América del Sur/Uruguay/Octubre 2016/Mabel Moraña/http://revistazcultural.pacc.ufrj.br/

Latinoamérica siempre ha sido menos efectiva en la tarea de contar a sus muertos. Hasta el día de hoy, no hay métodos consagrados que permitan estimar con cierta exactitud el saldo del colonialismo…

And out in the Wild West,
–you have seen this movie before–
Four lone cowboys and their skinny ponies ride the range
And suddenly up over the ridge
A thousand Indians rise up around the edge of the plateau
Like they came out of nowhere
And there are only 4 cowboys
But the cowboys look at the Indians and they say:
“Lets go get’em.” – Laurie Anderson

Al iniciar su libro Mémoire du Mal, Tentation du Bien. Enquête sur le Siécle (2000) Tzvetan Todorov pasa revista a las atroc idades que marcaron la historia del siglo XX: Primera Guerra Mundial: 8 millones de muertos en los frentes, más de 10 millones en la población civil, seis millones de inválidos. Genocidio de armenios a manos de los turcos. Tremendos saldos de muertos a consecuencia de las guerras civiles en la Rusia soviética. Segunda Guerra: 35 millones de muertos en Europa (por lo menos 25 en la Unión Soviética), exterminio masivo de judíos, bombardeos múltiples a poblaciones civiles en Alemania y Japón, sin olvidar el costo social de la liberación de las colonias. Todorov comienza su libro con una propuesta preliminar: si el siglo XVIII fue el Siglo de las Luces, el XX debería quizá ser conocido como el Siglo de las Tinieblas, un siglo donde la historia es indisociable del totalitarismo y la violencia, en sus diversas formas y contextos.

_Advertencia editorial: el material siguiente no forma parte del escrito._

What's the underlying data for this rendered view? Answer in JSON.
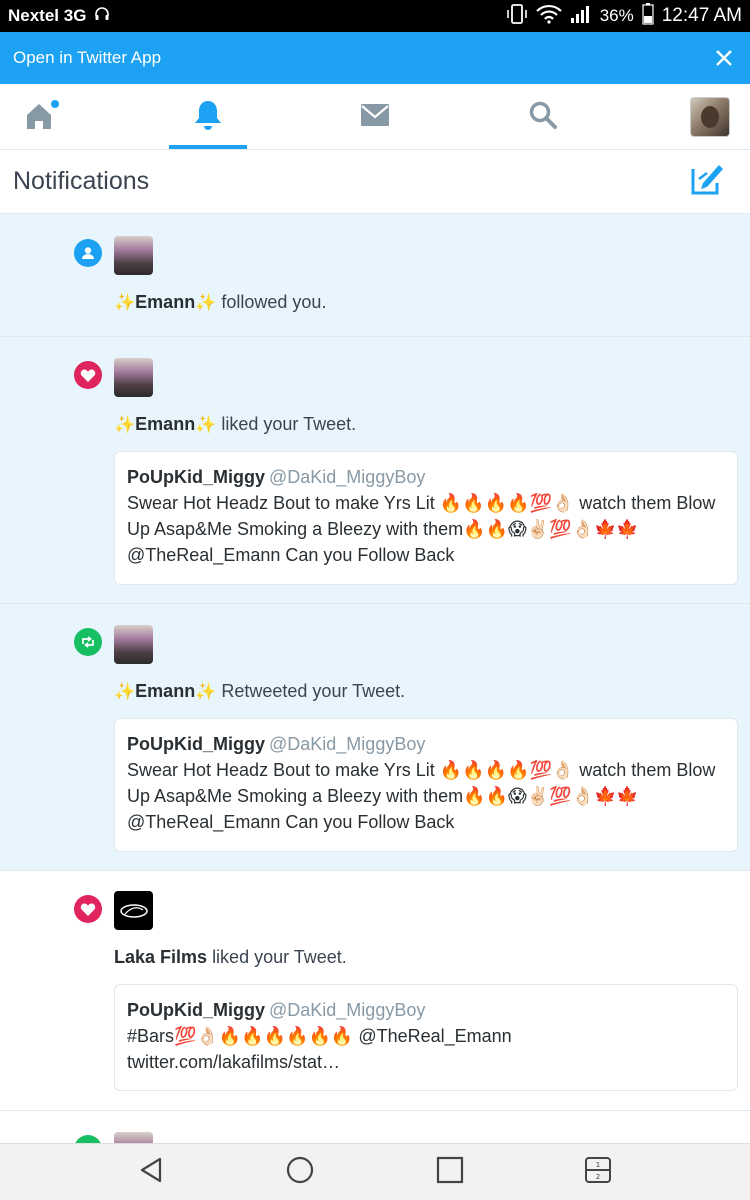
{
  "status_bar": {
    "carrier": "Nextel 3G",
    "battery": "36%",
    "time": "12:47 AM"
  },
  "banner": {
    "label": "Open in Twitter App"
  },
  "tabs": [
    {
      "name": "home",
      "active": false
    },
    {
      "name": "notifications",
      "active": true
    },
    {
      "name": "messages",
      "active": false
    },
    {
      "name": "search",
      "active": false
    },
    {
      "name": "profile",
      "active": false
    }
  ],
  "header": {
    "title": "Notifications"
  },
  "notifications": [
    {
      "type": "follow",
      "actor": "Emann",
      "action": "followed you."
    },
    {
      "type": "like",
      "actor": "Emann",
      "action": "liked your Tweet.",
      "tweet": {
        "author": "PoUpKid_Miggy",
        "handle": "@DaKid_MiggyBoy",
        "text": "Swear Hot Headz Bout to make Yrs Lit 🔥🔥🔥🔥💯👌🏻 watch them Blow Up Asap&Me Smoking a Bleezy with them🔥🔥😱✌🏻💯👌🏻🍁🍁 @TheReal_Emann Can you Follow Back"
      }
    },
    {
      "type": "retweet",
      "actor": "Emann",
      "action": "Retweeted your Tweet.",
      "tweet": {
        "author": "PoUpKid_Miggy",
        "handle": "@DaKid_MiggyBoy",
        "text": "Swear Hot Headz Bout to make Yrs Lit 🔥🔥🔥🔥💯👌🏻 watch them Blow Up Asap&Me Smoking a Bleezy with them🔥🔥😱✌🏻💯👌🏻🍁🍁 @TheReal_Emann Can you Follow Back"
      }
    },
    {
      "type": "like",
      "actor": "Laka Films",
      "action": "liked your Tweet.",
      "tweet": {
        "author": "PoUpKid_Miggy",
        "handle": "@DaKid_MiggyBoy",
        "text": "#Bars💯👌🏻🔥🔥🔥🔥🔥🔥 @TheReal_Emann twitter.com/lakafilms/stat…"
      }
    }
  ],
  "colors": {
    "accent": "#1da1f2",
    "like": "#e0245e",
    "retweet": "#17bf63",
    "unread_bg": "#e8f5fd"
  },
  "icons": {
    "follow": "person-icon",
    "like": "heart-icon",
    "retweet": "retweet-icon"
  }
}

Latinoamérica siempre ha sido menos efectiva en la tarea de contar a sus muertos. Hasta el día de hoy, no hay métodos consagrados que permitan estimar con cierta exactitud el saldo del colonialismo (incluyendo la muerte por colonización de territorios, superexplotación, condiciones de vida sub-humanas, esclavitud) o el balance dejado por las intervenciones estadounidenses durante los siglos XIX y XX, ni hay números que registren las bajas producidas por los enfrentamientos de pandillas urbanas, las movilizaciones obrero-estudiantiles, la violencia policial, el narcotráfico, la violencia doméstica, las dictaduras o los levantamientos indígenas, ni hay cifras que acumulen el costo social – como suele decirse – de las batallas de la independencia, de la resistencia antiimperialista, anti-totalitaria, las bajas guerrilleras, los que cayeron en la tortura, los que sucumbieron a la miseria escuchando las promesas de orden y progreso y hoy agonizan en los escenarios del neoliberalismo. No hay cifras que den cuenta de quienes han sido y siguen siendo víctimas de la violencia en Guatemala, Nicaragua, El Salvador, Chile, Argentina, Uruguay, Brasil, Perú, Bolivia, Colombia, Venezuela.

Las reflexiones de hoy se enfocan en lo que podríamos llamar el microsistema de América Latina, particularmente en algunas de las dinámicas que en el contexto de la globalidad y el neoliberalismo acompañan la entrada del continente al nuevo siglo. Deseo aquí sugerir solamente algunas bases para el análisis del significado que asume la relación entre nación, violencia y subjetividad en América Latina a partir del fin de la Guerra Fría.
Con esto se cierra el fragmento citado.